Théâtre municipal Raymond Devos, Tourcoing
- 2 mars 2017
à Tourcoing, création mondiale de Qaraqorum de François-Bernard Mâche
© jean-daniel tiberghien

On dit assez l'élitisme supposé de la création contemporaine pour ne pas souligner la salutaire initiative pédagogique de l'Atelier Lyrique de Tourcoing autour de la première scénique de Qaraqorum – du nom de l'ancienne capitale cosmopolite de l'empire mongol, aujourd'hui réduite en traces archéologiques –, commande d'État à François-Bernard Mâche [lire nos chroniques du 10 mai 2008 et du 21 septembre 2004], coproduite avec la Compagnie La Grande Fugue, le Quatuor Debussy, l'Abbaye de Noirlac, le Théâtre de Choisy-le-Roi et le département du Val-de-Marne.

Inspiré par le récit de voyage de Guillaume de Rubrouck, moine franciscain du XIIIe siècle, figure locale de la Flandre, intime de Saint Louis et envoyé en Mongolie à des fins évangélisatrices, l'ouvrage relate la découverte de civilisations et religions différentes que l'ignorance confondait dans le barbare. Il se révèle d'une étonnante acuité contemporaine. À rebours d'une édification facile, le livret, écrit par le compositeur lui-même, retrace un parcours initiatique, jusque dans sa déception de ne pouvoir embrasser et dominer la diversité du monde et des mœurs. À l'usage d'un âge souvent tenté par les ivresses d'absolus intolérants, la pièce offre une propédeutique mêlant subtilement savoir et sagesse introspective.

Confiée au Quatuor Debussy, qui ne se contente pas de manier l'archet et s'investit physiquement dans la mise en scène d'Alain Patiès, la partition s'offre comme un panorama sonore au diapason de l'album narratif, sans chercher l'artifice d'une architecture dramatique autre que la linéarité du périple. Ponctuée par des séquences électroacoustiques préparées par Mâche, l'apparente simplicité de la partie aux cordes plutôt dépouillée va jusqu'à épouser les méandres des langues rares ou oubliées, par lui-même collationnées et enregistrées – davantage pour leurs vertus évocatrices que leur vérité topographique ou historique –, comme un filtre linguistique des exotismes traversés : écriture et réactivité presque improvisatrice se conjuguent dans une performance exigeante de près d'une heure et demie.

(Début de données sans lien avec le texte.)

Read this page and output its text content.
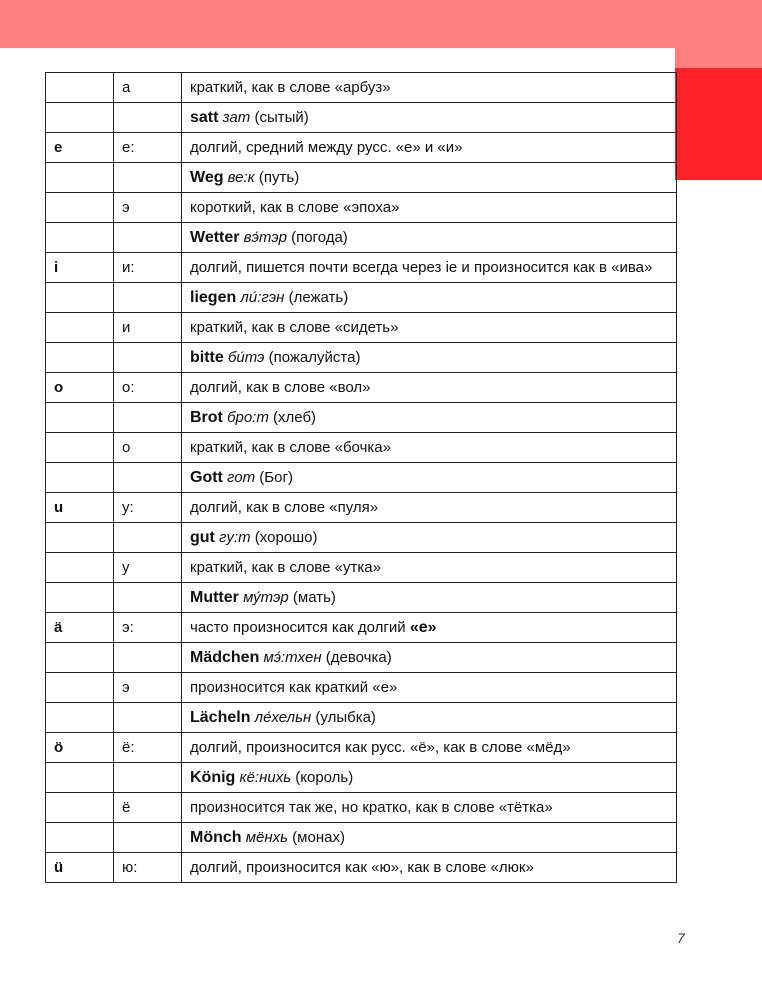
	а	краткий, как в слове «арбуз»
		satt зат (сытый)
e	е:	долгий, средний между русс. «е» и «и»
		Weg ве:к (путь)
	э	короткий, как в слове «эпоха»
		Wetter вэ́тэр (погода)
i	и:	долгий, пишется почти всегда через ie и произносится как в «ива»
		liegen ли́:гэн (лежать)
	и	краткий, как в слове «сидеть»
		bitte би́тэ (пожалуйста)
o	о:	долгий, как в слове «вол»
		Brot бро:т (хлеб)
	о	краткий, как в слове «бочка»
		Gott гот (Бог)
u	у:	долгий, как в слове «пуля»
		gut гу:т (хорошо)
	у	краткий, как в слове «утка»
		Mutter му́тэр (мать)
ä	э:	часто произносится как долгий «е»
		Mädchen мэ́:тхен (девочка)
	э	произносится как краткий «е»
		Lächeln ле́хельн (улыбка)
ö	ё:	долгий, произносится как русс. «ё», как в слове «мёд»
		König кё:нихь (король)
	ё	произносится так же, но кратко, как в слове «тётка»
		Mönch мёнхь (монах)
ü	ю:	долгий, произносится как «ю», как в слове «люк»
7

Économe, mobile et modulable, la production s'appuie sur la poésie de vidéos réalisées par Louise Bezombes venant se projeter sur la scénographie de Laure Satgé et Valentine de Garidel : la fluidité évanescence des dessins façon encre de Chine plonge le spectateur dans un imaginaire efficace autant que décanté, jalons d'une longue expédition qui se teinte de ses successives et mémorielles couleurs avec un sens du suggestif refusant, comme les costumes de Gabrielle Tromelin, de s'enfermer dans un stérile réalisme documentaire.

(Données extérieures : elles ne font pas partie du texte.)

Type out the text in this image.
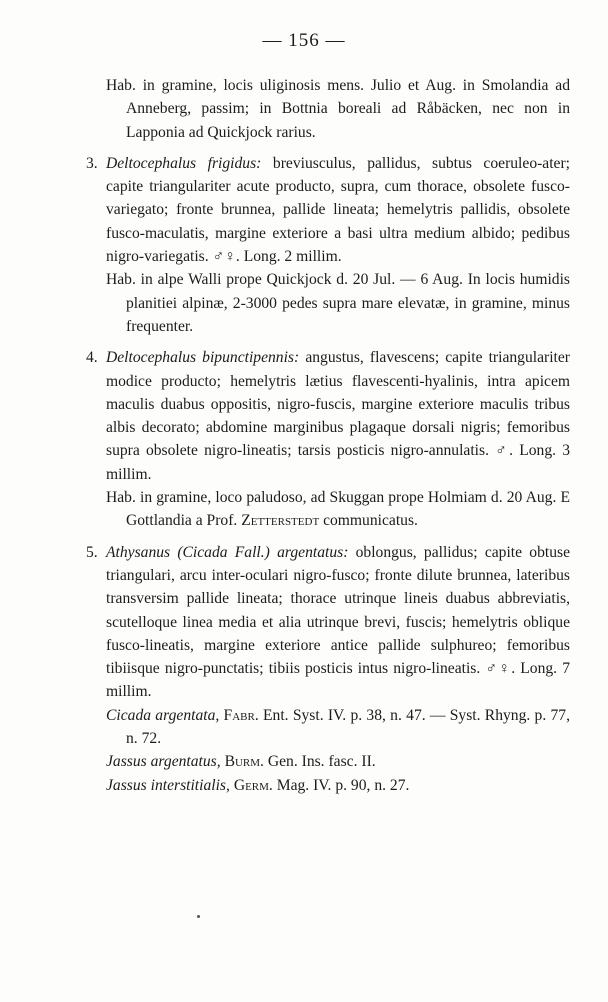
— 156 —

Hab. in gramine, locis uliginosis mens. Julio et Aug. in Smolandia ad Anneberg, passim; in Bottnia boreali ad Råbäcken, nec non in Lapponia ad Quickjock rarius.

3. Deltocephalus frigidus: breviusculus, pallidus, subtus coeruleo-ater; capite triangulariter acute producto, supra, cum thorace, obsolete fusco-variegato; fronte brunnea, pallide lineata; hemelytris pallidis, obsolete fusco-maculatis, margine exteriore a basi ultra medium albido; pedibus nigro-variegatis. ♂♀. Long. 2 millim.

Hab. in alpe Walli prope Quickjock d. 20 Jul. — 6 Aug. In locis humidis planitiei alpinæ, 2-3000 pedes supra mare elevatæ, in gramine, minus frequenter.

4. Deltocephalus bipunctipennis: angustus, flavescens; capite triangulariter modice producto; hemelytris lætius flavescenti-hyalinis, intra apicem maculis duabus oppositis, nigro-fuscis, margine exteriore maculis tribus albis decorato; abdomine marginibus plagaque dorsali nigris; femoribus supra obsolete nigro-lineatis; tarsis posticis nigro-annulatis. ♂. Long. 3 millim.

Hab. in gramine, loco paludoso, ad Skuggan prope Holmiam d. 20 Aug. E Gottlandia a Prof. Zetterstedt communicatus.

5. Athysanus (Cicada Fall.) argentatus: oblongus, pallidus; capite obtuse triangulari, arcu inter-oculari nigro-fusco; fronte dilute brunnea, lateribus transversim pallide lineata; thorace utrinque lineis duabus abbreviatis, scutelloque linea media et alia utrinque brevi, fuscis; hemelytris oblique fusco-lineatis, margine exteriore antice pallide sulphureo; femoribus tibiisque nigro-punctatis; tibiis posticis intus nigro-lineatis. ♂♀. Long. 7 millim.

Cicada argentata, Fabr. Ent. Syst. IV. p. 38, n. 47. — Syst. Rhyng. p. 77, n. 72.

Jassus argentatus, Burm. Gen. Ins. fasc. II.

Jassus interstitialis, Germ. Mag. IV. p. 90, n. 27.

On saluera par ailleurs les trois solistes – un ténor et deux barytons ; respectivement Christophe Crapez, Xavier Legasa et Paul-Alexandre Dubois – qui maîtrisent une déclamation exigeante, parfois aux confins du lyrique. En tournée à Choisy-le-Roi en mai, en Ardèche en juillet et à Cergy-Pontoise à la fin de l'année, l'objet iconoclaste confectionné par François-Bernard Mâche et Alain Patiès dément avec pertinence l'obésité financière où l'on confine généralement le théâtre musical et opératique. Il pourrait avantageusement inspirer, à plus d’un titre, les têtes pensantes de l'Éducation nationale.